Last week, a New Yorker story alleged that President Donald Trump asked White House aides to ask the Justice Department to stop AT&T from purchasing Time Warner to hurt the liberal cable news network CNN. Whether this story was true or not—and since the byline read Jane Mayer, it might not be—accusations of partisan influence aren’t new. Even without direct instructions from the president, partisan officials can intuit which mergers are politically unhelpful. The Obama administration was accused of selectively blocking mergers to punish Republican CEOs for years, as well.
Now, I wish the big media organizations that dominate television had reported on Obama’s penchant for sinking certain mergers. But if the DOJ is susceptible to partisan corruption, as Democrats are now arguing, surely a second regulatory body based on capricious progressive concepts of the common good would likewise be ripe for abuse.
5. A Transparent Attempt to Control Free Expression
“Curious why I think FB has too much power?” Warren recently asked on Twitter. “Let’s start with their ability to shut down a debate over whether FB has too much power. Thanks for restoring my posts. But I want a social media marketplace that isn’t dominated by a single censor.” Even her conservative colleague Ted Cruz agrees: “Big Tech has way too much power to silence Free Speech. They shouldn’t be censoring Warren, or anybody else. A serious threat to our democracy.”
A person doesn’t need to be exceptionally perceptive to notice that Warren’s grievance regarding a “single censor” shutting down debate on social media is weakened by the fact that she went to a competing social media platform to perpetuate the debate. Nor did it take much work to find out that virtually every major news site had thoroughly covered her plan to break up Big Tech. Her own tweet debunks the notion that a sole social media site can dominate news coverage or a national debate.

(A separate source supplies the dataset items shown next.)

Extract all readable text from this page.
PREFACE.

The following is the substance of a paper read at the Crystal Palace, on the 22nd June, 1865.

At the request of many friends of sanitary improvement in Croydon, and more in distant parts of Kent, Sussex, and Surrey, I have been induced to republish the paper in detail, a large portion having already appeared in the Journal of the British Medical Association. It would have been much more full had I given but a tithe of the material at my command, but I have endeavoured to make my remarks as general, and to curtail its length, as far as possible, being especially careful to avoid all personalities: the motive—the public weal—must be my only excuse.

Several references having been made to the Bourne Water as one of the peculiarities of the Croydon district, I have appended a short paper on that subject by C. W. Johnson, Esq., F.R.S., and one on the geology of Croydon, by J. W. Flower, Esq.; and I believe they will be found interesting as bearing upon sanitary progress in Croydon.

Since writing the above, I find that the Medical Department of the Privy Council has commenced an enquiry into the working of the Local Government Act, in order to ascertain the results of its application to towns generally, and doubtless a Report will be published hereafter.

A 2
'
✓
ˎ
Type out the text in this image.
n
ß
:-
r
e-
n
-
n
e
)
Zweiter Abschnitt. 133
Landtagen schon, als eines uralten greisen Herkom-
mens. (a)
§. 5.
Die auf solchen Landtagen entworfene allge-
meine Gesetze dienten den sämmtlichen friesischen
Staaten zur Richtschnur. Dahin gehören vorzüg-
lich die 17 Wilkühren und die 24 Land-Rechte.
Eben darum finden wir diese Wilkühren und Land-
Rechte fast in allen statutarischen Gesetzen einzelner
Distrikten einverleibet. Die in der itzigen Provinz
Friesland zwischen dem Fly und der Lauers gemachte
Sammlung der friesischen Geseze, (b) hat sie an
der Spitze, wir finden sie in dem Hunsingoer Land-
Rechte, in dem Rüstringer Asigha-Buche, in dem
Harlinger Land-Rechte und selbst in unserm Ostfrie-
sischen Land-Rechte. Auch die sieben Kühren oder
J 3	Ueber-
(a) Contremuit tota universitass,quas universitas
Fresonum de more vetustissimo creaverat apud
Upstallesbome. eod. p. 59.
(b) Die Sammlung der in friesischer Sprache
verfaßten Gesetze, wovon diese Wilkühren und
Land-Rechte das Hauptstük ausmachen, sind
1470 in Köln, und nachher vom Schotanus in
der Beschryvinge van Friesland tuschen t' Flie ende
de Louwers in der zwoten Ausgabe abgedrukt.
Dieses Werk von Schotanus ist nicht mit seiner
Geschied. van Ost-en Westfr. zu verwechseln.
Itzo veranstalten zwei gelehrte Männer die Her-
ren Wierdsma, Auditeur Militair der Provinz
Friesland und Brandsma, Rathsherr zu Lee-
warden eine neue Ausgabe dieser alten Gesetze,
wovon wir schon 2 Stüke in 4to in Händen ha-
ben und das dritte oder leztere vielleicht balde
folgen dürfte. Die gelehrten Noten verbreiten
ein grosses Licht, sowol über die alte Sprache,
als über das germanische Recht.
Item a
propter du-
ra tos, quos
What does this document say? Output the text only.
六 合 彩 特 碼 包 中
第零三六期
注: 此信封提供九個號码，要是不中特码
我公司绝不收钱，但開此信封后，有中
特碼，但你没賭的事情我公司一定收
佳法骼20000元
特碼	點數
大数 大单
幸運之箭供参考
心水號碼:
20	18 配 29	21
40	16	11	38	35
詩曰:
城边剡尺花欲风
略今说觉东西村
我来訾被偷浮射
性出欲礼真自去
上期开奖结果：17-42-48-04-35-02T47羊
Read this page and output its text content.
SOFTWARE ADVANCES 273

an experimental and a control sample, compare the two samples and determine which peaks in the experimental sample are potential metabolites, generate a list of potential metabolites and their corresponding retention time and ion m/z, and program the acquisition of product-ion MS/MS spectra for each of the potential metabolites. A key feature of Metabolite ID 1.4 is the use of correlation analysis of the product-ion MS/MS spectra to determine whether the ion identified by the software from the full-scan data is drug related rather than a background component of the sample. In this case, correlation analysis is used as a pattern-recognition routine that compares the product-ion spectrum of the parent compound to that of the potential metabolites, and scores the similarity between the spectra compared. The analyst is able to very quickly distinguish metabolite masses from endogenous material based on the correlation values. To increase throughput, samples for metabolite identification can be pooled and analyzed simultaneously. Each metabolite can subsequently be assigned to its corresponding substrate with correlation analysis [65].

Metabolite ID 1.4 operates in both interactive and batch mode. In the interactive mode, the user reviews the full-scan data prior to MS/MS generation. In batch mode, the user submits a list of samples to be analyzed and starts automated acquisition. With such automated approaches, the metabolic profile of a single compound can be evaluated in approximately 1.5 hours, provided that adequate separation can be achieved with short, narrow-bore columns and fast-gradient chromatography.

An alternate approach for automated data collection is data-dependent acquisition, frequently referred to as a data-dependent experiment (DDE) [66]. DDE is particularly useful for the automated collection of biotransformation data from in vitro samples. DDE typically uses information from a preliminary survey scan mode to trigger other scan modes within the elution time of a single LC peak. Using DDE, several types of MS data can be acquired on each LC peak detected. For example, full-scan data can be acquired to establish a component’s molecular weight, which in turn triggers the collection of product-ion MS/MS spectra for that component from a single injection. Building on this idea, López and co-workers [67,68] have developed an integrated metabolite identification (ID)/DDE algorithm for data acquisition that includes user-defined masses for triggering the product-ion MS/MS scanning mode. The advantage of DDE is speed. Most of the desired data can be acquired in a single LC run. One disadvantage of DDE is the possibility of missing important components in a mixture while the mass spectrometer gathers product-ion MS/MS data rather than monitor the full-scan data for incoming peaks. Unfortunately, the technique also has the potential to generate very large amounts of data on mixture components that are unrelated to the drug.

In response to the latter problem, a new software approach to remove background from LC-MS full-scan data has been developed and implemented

Her own tweet debunks the notion that a sole social media site can dominate news coverage or a national debate.
Then again, Warren’s admission that her power grab “starts” with the notion of regulating free expression is quite telling. Conservatives who believe Warren’s plan to break up tech companies will mitigate the bad behavior of those platforms are fooling themselves. Taking Instagram away from Facebook would do nothing to induce the social media giant to embrace truly open debate. However, forcing a private entity to run ads that call for its own destruction—which seems to be what Warren is suggesting and Cruz is endorsing—is an unambiguous attack on free expression. I’m unsure what part of the Constitution has persuaded Cruz to believe otherwise.
Even if we conceded for the sake of argument that government should have a role in forcing social media to allow all expression, does anyone really believe that a left-wing administration would use the state’s newfound influence to do so? Everyone saw how easily bureaucrats at the Internal Revenue Service, whose mission now includes okaying campaign speech, could abuse its power.
From “fairness doctrines” that dictate appropriate opinions to campaign finance laws that allow the banning of documentaries and books to laws against “dark money” that strip away anonymity; from health-care regulation to proposed banking regulation, there is no regulation that isn’t used by contemporary Democrats to further progressive cultural policy. So there’s zero reason to believe that Warren’s regulatory regime wouldn’t somehow be used to compel progressive conceptions of good behavior.
In the end, Facebook contends that they removed Warren’s ads because they violated company rules against use of its corporate logo. “In the interest of allowing robust debate, we are restoring the ads,” the company explained. That makes the tech giant a far more robust space for free expression than your average news channel. And as sure as state intervention into TV news “fairness” would backfire—not to mention undermine free expression—so too will opening the door to Big Tech intervention.